Sanction pour un projet démesuré dans l’ancien terrain militaire de Malbouhans (70)
Saisi par la CPEPESC, le Tribunal administratif de Besançon vient d’annuler, par jugement rendu le 3 mai 2007, le zonage des plans locaux d’urbanisme (PLU) de la Neuvelle-lès-Lure (70) et de Malbouhans (70) qui officialisaient l’urbanisation de l’ancien camp militaire, dit de Malbouhans, essentiellement distribué sur ces deux communes.
Propriété du Conseil Général de Haute-Saône depuis 2004, cet ancien terrain militaire était destiné à accueillir une gigantesque zone d’activités, AREMIS-LURE couvrant plus de 240 hectares. Seulement, cet espace abrite aujourd’hui des habitats naturels, une faune et une flore rares et menacés.
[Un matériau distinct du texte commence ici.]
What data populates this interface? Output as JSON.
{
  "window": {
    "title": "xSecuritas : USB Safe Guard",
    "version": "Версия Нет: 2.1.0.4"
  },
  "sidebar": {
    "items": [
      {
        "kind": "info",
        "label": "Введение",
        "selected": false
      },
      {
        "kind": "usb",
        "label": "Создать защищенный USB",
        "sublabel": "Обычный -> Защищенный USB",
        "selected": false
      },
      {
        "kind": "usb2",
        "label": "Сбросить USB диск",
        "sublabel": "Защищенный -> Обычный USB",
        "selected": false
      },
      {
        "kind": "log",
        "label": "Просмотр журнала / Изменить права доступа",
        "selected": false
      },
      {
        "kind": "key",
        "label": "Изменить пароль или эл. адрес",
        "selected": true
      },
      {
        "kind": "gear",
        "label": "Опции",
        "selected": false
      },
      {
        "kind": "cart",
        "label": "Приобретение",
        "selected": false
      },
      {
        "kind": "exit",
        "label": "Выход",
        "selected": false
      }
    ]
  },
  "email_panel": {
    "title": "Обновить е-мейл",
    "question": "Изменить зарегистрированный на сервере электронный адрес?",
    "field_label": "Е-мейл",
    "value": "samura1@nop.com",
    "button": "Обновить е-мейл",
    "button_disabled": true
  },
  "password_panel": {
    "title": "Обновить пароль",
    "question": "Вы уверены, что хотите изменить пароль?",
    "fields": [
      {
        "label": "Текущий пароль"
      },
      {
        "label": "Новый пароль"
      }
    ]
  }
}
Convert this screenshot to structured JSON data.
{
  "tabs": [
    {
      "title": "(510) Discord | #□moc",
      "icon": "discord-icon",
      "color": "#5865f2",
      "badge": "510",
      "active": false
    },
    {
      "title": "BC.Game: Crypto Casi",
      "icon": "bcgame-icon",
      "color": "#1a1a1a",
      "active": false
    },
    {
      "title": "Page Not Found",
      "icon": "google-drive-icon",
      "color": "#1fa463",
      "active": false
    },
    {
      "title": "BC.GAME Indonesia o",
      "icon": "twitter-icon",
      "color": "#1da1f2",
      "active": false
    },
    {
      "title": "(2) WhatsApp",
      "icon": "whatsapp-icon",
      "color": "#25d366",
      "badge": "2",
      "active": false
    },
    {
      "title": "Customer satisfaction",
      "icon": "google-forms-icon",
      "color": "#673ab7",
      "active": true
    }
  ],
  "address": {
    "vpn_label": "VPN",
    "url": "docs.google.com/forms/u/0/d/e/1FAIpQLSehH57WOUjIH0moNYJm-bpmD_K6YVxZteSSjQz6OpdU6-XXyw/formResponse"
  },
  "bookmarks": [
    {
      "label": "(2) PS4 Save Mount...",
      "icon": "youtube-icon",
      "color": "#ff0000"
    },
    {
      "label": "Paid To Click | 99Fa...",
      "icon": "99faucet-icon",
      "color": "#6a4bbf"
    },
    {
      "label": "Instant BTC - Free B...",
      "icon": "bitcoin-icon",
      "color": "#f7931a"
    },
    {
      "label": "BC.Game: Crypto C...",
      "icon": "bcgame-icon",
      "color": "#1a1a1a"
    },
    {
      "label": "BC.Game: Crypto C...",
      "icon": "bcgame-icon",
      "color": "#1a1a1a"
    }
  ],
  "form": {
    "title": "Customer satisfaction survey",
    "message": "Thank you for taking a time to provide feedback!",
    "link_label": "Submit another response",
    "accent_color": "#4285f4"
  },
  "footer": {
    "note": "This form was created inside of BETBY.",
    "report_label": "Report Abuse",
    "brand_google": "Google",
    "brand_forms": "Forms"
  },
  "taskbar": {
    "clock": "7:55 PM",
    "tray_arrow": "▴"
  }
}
Eu égard à ce riche patrimoine naturel, le tribunal a estimé que la Communauté de Communes du Pays de Lure (CCPL) en charge de l’élaboration ou de la révision des PLU contestés devait faire réaliser une étude d’incidence de la future zone d’activité sur la faune et la flore ainsi qu’une étude écologique sur les continuités biologiques situées à l’intérieur du site et les zones sensibles situées à l’extérieur.
Copie à revoir
Cette lacune particulièrement grave, soulevée par la CPEPESC dès le stade de l’enquête publique en 2005, puis lors des échanges amiables avec les élus en 2006, est aujourd’hui sanctionnée par le Tribunal, ce qui oblige maintenant la CCPL à reprendre et compléter ces études et à refaire toute la procédure (étude d’impact, enquête publique, etc.), à moins que le département n’abandonne son projet…
Quel que soit le choix des élus, il faudra bien cette fois prendre la mesure de l’intérêt environnemental du site et acter enfin, de manière concrète, toutes les garanties nécessaires pour assurer la pérennité des forts enjeux écologiques, car c’est bien le projet qui doit être adapté aux enjeux environnementaux du site, et non l’inverse !
C’est d’ailleurs tout le sens du recours engagé par la CPEPESC contre l’urbanisation à tout crin de cet ancien terrain militaire, déjà reconverti à moindre frais par la nature elle-même, qui a déjà su recréer ici un équilibre harmonieux avec les activités humaines passées.
En attendant, la requérante continue à penser que ce vaste projet de zone d’activité est très largement démesuré, profondément inadapté au contexte local, coûteux et peu pertinent dans sa configuration actuelle pour les superficies d’activités envisagées à ce jour, et même contraire à l’esprit d’un développement durable respectant à la fois l’environnement et le progrès social et économique.
Reste à souhaiter que la Communauté de Communes du Pays de Lure n’ait pas déjà décidé de faire appel de cette décision de justice.